In a letter to creditors, insolvency firm McLeod and Associates listed 37 unsecured creditors allegedly owed nearly $45 million.
The letter stated that if creditors agreed to Mr Unicomb's proposed "personal insolvency agreement" a "third party", Mr Dixon, would provide $50,000 to be divided among creditors.
Mr Dixon was listed in the letter as an unsecured creditor, owed about $1 million.
Unicomb was trying to avoid being forced into bankruptcy so he could continue practising as an accountant.
Creditors who have spoke to the Newcastle Herald in 2010 complained that the amounts owed to them appeared to have been understated, possibly affecting their voting rights.
Unicomb listed family members and business associates among his creditors.
In 2008, the Newcastle Herald reported that an elderly Hunter dairy farming couple who used Unicomb as their accountant had been saved from losing their property and life savings by a NSW Supreme Court decision.
Judge Hamilton stated in a written decision that Dallas and Juliet Clarke, of Wallalong, had been led or pressured by Unicomb "into entering, for his own purposes, into two disadvantageous transactions" totalling more than $2 million with financiers.
The judge set aside mortgages and guarantees entered by the couple, declaring that Unicomb, "a long-standing and trusted adviser and personal friend", had abused the couple's trust.
A month later, the Herald reported on a different court matter where a judge accused Unicomb of abusing the trust of another client and leading them into bad transactions for his own purposes.
Suzanne Cairns, 47, of Gillieston Heights, told the Supreme Court her husband, Peter, had been unable to exercise normal judgement during his final months because of intense pain and strong medication he was taking for his terminal bowel cancer.
Three months before his death in March 2005 from complications related to his cancer, Mr Cairns borrowed $200,000 from a high-interest lender and authorised payment of funds to Unicomb's trust account.

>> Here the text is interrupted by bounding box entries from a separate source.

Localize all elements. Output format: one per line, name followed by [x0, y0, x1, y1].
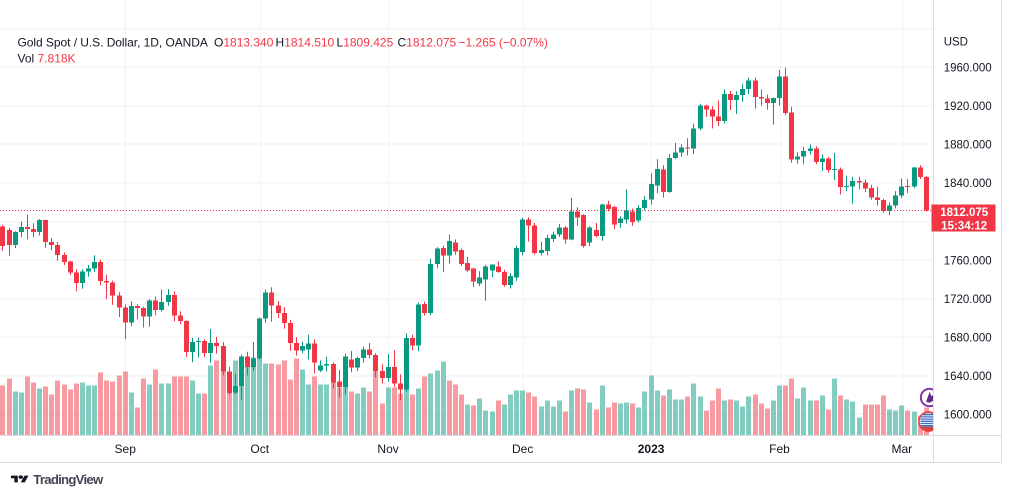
svg-text:Feb: Feb: [769, 442, 790, 456]
svg-text:1640.000: 1640.000: [944, 371, 992, 383]
svg-text:1880.000: 1880.000: [944, 140, 992, 152]
svg-text:H1814.510: H1814.510: [276, 36, 335, 50]
svg-text:1840.000: 1840.000: [944, 178, 992, 190]
svg-text:1600.000: 1600.000: [944, 410, 992, 422]
svg-text:−1.265 (−0.07%): −1.265 (−0.07%): [459, 36, 548, 50]
svg-text:Gold Spot / U.S. Dollar, 1D, O: Gold Spot / U.S. Dollar, 1D, OANDA: [18, 36, 208, 50]
svg-text:O1813.340: O1813.340: [214, 36, 274, 50]
svg-text:C1812.075: C1812.075: [398, 36, 457, 50]
svg-text:2023: 2023: [638, 442, 665, 456]
svg-text:1812.075: 1812.075: [940, 207, 989, 219]
svg-text:1680.000: 1680.000: [944, 333, 992, 345]
svg-text:TradingView: TradingView: [33, 472, 104, 487]
svg-text:1920.000: 1920.000: [944, 101, 992, 113]
svg-text:Dec: Dec: [512, 442, 533, 456]
svg-text:1960.000: 1960.000: [944, 63, 992, 75]
svg-text:15:34:12: 15:34:12: [941, 220, 987, 232]
svg-text:Nov: Nov: [377, 442, 398, 456]
svg-text:Oct: Oct: [250, 442, 269, 456]
svg-text:Sep: Sep: [115, 442, 137, 456]
svg-text:USD: USD: [944, 36, 968, 48]
svg-text:1720.000: 1720.000: [944, 294, 992, 306]
svg-text:1760.000: 1760.000: [944, 255, 992, 267]
svg-text:Mar: Mar: [891, 442, 912, 456]
svg-text:Vol 7.818K: Vol 7.818K: [18, 52, 76, 66]
svg-text:L1809.425: L1809.425: [337, 36, 394, 50]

The three-month loan from finance company Galadriel Lothlorien was not repaid in time and reverted to punitive interest rates.
Mrs Cairns said she had to sell properties to raise $377,000 to pay out the loan in 2006.
Unicomb swore an affidavit stating that the $200,000 Mr Cairns borrowed just before his death went to his long-time friend and business partner Warren Turner in an attempt to secure a property in South Australia.
But Mr Turner told The Herald at the time he did not receive the money, although he agreed it was used for the South Australian property venture. The funds represented Unicomb's share of the investment, Mr Turner said.